Folgende Fragen geben Impulse zur Auseinandersetzung mit Rassismen und Vorurteilen in der Nord-Süd-Zusammenarbeit. Empfehlenswerte Reflexionshilfen zur Auseinandersetzung mit Rassismen und Vorurteilen sind zum Beispiel von der Arbeitsgemeinschaft der Eine-Welt-Landesnetzwerke in Deutschland e.V.: „Partnerschaften reflektieren“ oder Glokal e.V.: „Das Märchen von der Augenhöhe

  • Welche (sterotypen) Bilder und Wörter verwenden wir auf unserer Homepage und in Flyern? Welche Bilder zeigen wir nicht, weil sie nicht in unser Konzept von Unterentwicklung und Andersartigkeit passen? Mit welchen Bildern bekommen wir Aufmerksamkeit und generieren Spenden? Und: Gibt es unsere Medien auch in der Sprache unseres Partnerlands – wenn nein, warum nicht?
  • Welche (einseitigen) Geschichten erzählen wir nach einer Begegnungsreise über die Anderen? Welche Aussagen treffen wir über Armut, Ursprünglichkeit oder Naturverbundenheit? Überspitzt gefragt: Wer tanzt und trommelt, wer denkt und lenkt?  
  • Warum wollen wir helfen? Wer entscheidet über das Geld und die Ziele von Projekten? 
  • Welches gemeinsame Verständnis haben wir von Kernthemen wie Entwicklung, Sicherheit oder Gerechtigkeit?
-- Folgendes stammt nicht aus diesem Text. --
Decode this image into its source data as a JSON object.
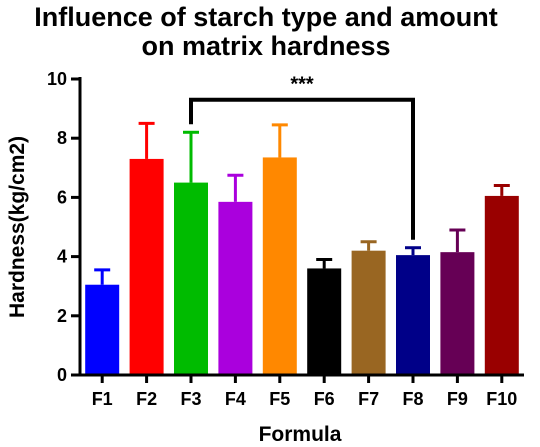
{
  "chart_data": {
    "type": "bar",
    "title_lines": [
      "Influence of starch type and amount",
      "on matrix hardness"
    ],
    "xlabel": "Formula",
    "ylabel": "Hardness(kg/cm2)",
    "ylim": [
      0,
      10
    ],
    "yticks": [
      0,
      2,
      4,
      6,
      8,
      10
    ],
    "grid": false,
    "categories": [
      "F1",
      "F2",
      "F3",
      "F4",
      "F5",
      "F6",
      "F7",
      "F8",
      "F9",
      "F10"
    ],
    "values": [
      3.05,
      7.3,
      6.5,
      5.85,
      7.35,
      3.6,
      4.2,
      4.05,
      4.15,
      6.05
    ],
    "error_upper": [
      0.5,
      1.2,
      1.7,
      0.9,
      1.1,
      0.3,
      0.3,
      0.25,
      0.75,
      0.35
    ],
    "colors": [
      "#0000ff",
      "#ff0000",
      "#00bb00",
      "#aa00dd",
      "#ff8800",
      "#000000",
      "#996622",
      "#000088",
      "#660055",
      "#990000"
    ],
    "annotation": {
      "text": "***",
      "from": "F3",
      "to": "F8",
      "y": 9.3
    }
  }
}
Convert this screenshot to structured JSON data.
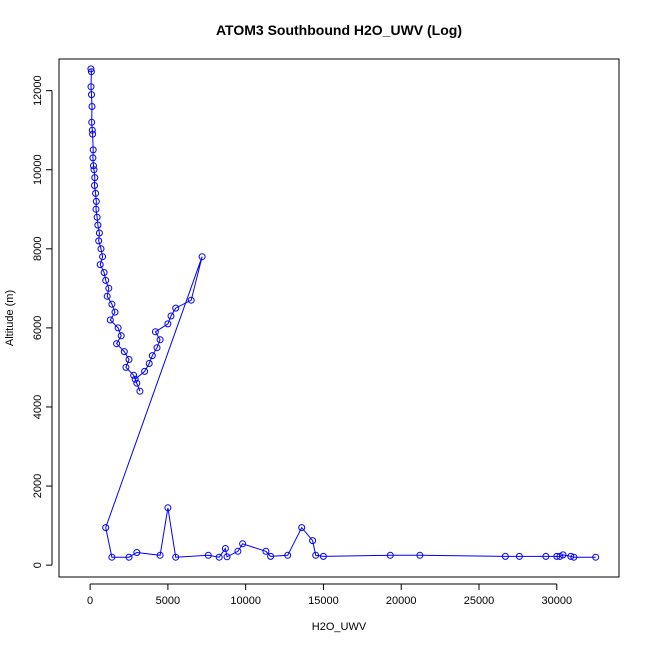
{
  "chart_data": {
    "type": "line",
    "title": "ATOM3 Southbound H2O_UWV (Log)",
    "xlabel": "H2O_UWV",
    "ylabel": "Altitude (m)",
    "xlim": [
      -2000,
      34000
    ],
    "ylim": [
      -300,
      12800
    ],
    "x_ticks": [
      0,
      5000,
      10000,
      15000,
      20000,
      25000,
      30000
    ],
    "y_ticks": [
      0,
      2000,
      4000,
      6000,
      8000,
      10000,
      12000
    ],
    "grid": false,
    "line_color": "#0000ff",
    "marker": "open-circle",
    "series": [
      {
        "x": [
          50,
          80,
          60,
          90,
          120,
          100,
          140,
          160,
          200,
          180,
          220,
          250,
          300,
          280,
          350,
          400,
          380,
          450,
          500,
          600,
          550,
          700,
          800,
          650,
          900,
          1000,
          1200,
          1100,
          1400,
          1600,
          1300,
          1800,
          2000,
          1700,
          2200,
          2500,
          2300,
          2800,
          3000,
          3200,
          2900,
          3500,
          3800,
          4000,
          4300,
          4500,
          4200,
          5000,
          5200,
          5500,
          6500,
          7200,
          1000,
          1400,
          2500,
          3000,
          4500,
          5000,
          5500,
          7600,
          8300,
          8700,
          8800,
          9500,
          9800,
          11300,
          11600,
          12700,
          13600,
          14300,
          14500,
          15000,
          19300,
          21200,
          26700,
          27600,
          29300,
          30000,
          30200,
          30400,
          30900,
          31100,
          32500
        ],
        "y": [
          12550,
          12480,
          12100,
          11900,
          11600,
          11200,
          11000,
          10900,
          10500,
          10300,
          10100,
          10000,
          9800,
          9600,
          9400,
          9200,
          9000,
          8800,
          8600,
          8400,
          8200,
          8000,
          7800,
          7600,
          7400,
          7200,
          7000,
          6800,
          6600,
          6400,
          6200,
          6000,
          5800,
          5600,
          5400,
          5200,
          5000,
          4800,
          4600,
          4400,
          4700,
          4900,
          5100,
          5300,
          5500,
          5700,
          5900,
          6100,
          6300,
          6500,
          6700,
          7800,
          950,
          200,
          200,
          320,
          250,
          1450,
          200,
          250,
          200,
          420,
          210,
          350,
          540,
          350,
          220,
          250,
          950,
          620,
          250,
          220,
          250,
          250,
          220,
          220,
          220,
          220,
          220,
          260,
          220,
          200,
          200
        ]
      }
    ]
  }
}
Nutzen wir neben Projektarbeit und Begegnungsreisen auch andere niedrigschwelligere  Austauschmöglichkeiten wie Social Media oder Videokonferenzen?
  • Wie divers sind wir in unseren deutschen Partnerschaftskreisen aufgestellt? Beziehen wir die vor Ort lebende Diaspora mit ein?

Die Vereinte Evangelische Mission (VEM) in Wuppertal schlägt außerdem trilaterale Konzepte vor: Kirchengemeinden aus drei Kontinenten pflegen eine Partnerschaft. Das Thema Geld rückt in den Hintergrund und die Auseinandersetzung mit anderen Themen wie Glauben, Frieden oder Nachhaltigkeit kommen in den Vordergrund.
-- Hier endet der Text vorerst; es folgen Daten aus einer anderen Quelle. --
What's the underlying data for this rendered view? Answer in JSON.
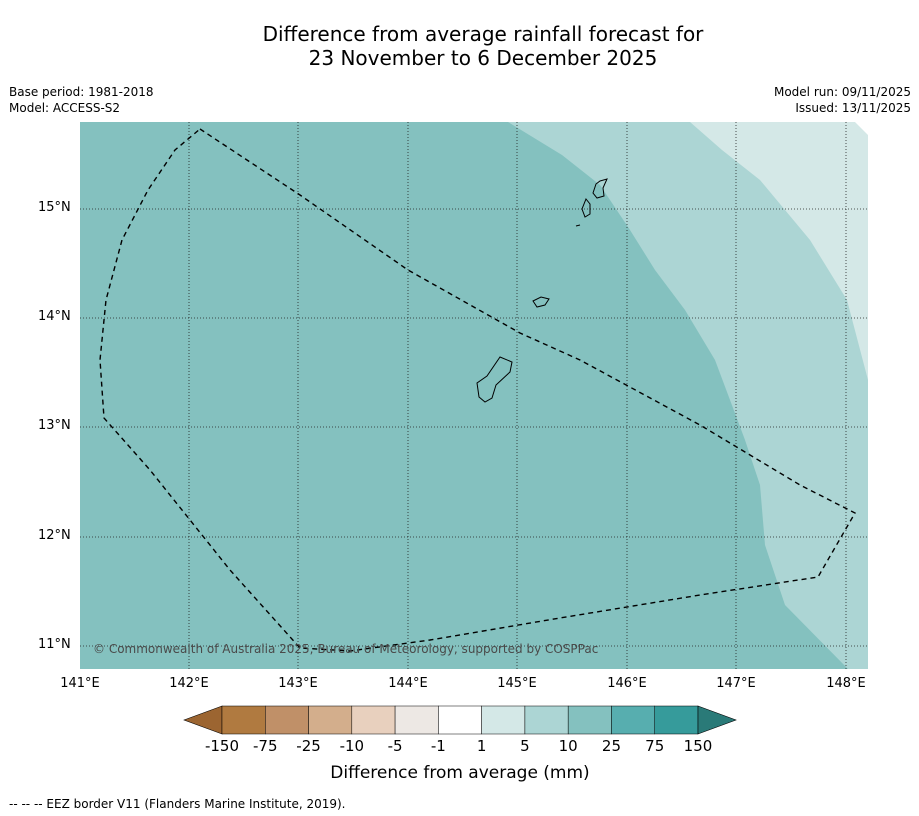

„Ich wünsche mir, dass der Kampf gegen Rassismus von Weißen Menschen nicht als Bürde, sondern als Chance gesehen wird. Als Chance, Teil der Veränderung zu sein. Teil der Lösung und nicht des Problems.“ (Antirassismus-Trainerin Tupoka Ogette auf Instagram, Oktober 2023)

Rassismus ist besonders dann kränkend und verletzend, wenn er von Menschen kommt, die sich Freund*innen und Partner*innen nennen. Ökumenische Nord-Süd-Partnerschaften haben ein starkes gemeinsames Fundament. Die praktische Gestaltung  Auslebung weltweiter Christ*innenheit und die Geschwistermetapher können eigentlich nur dazu motivieren, Rassismus und andere Ungerechtigkeiten zu bekämpfen und sich einzusetzen für Frieden, Gerechtigkeit und Vielfalt.

Über die Autorinnen

Henriette Seydel ist Soziologin und promoviert zu Tourismus in Tansania. Dorcas Parsalaw ist Juristin und arbeitet für Nachhaltigkeitsthemen bei Mission EineWelt. Beide engagieren sich im Vorstand des Tanzania Network e.V., dem bundesweiten Netzwerk tansaniabezogener Akteure (Kirchengruppen, Vereinen, Diaspora, Wissenschaft und Wirtschaft). Der Verein macht vielfältige entwicklungspolitische Bildungsarbeit und setzt sich für eine antirassistische Zusammenarbeit ein.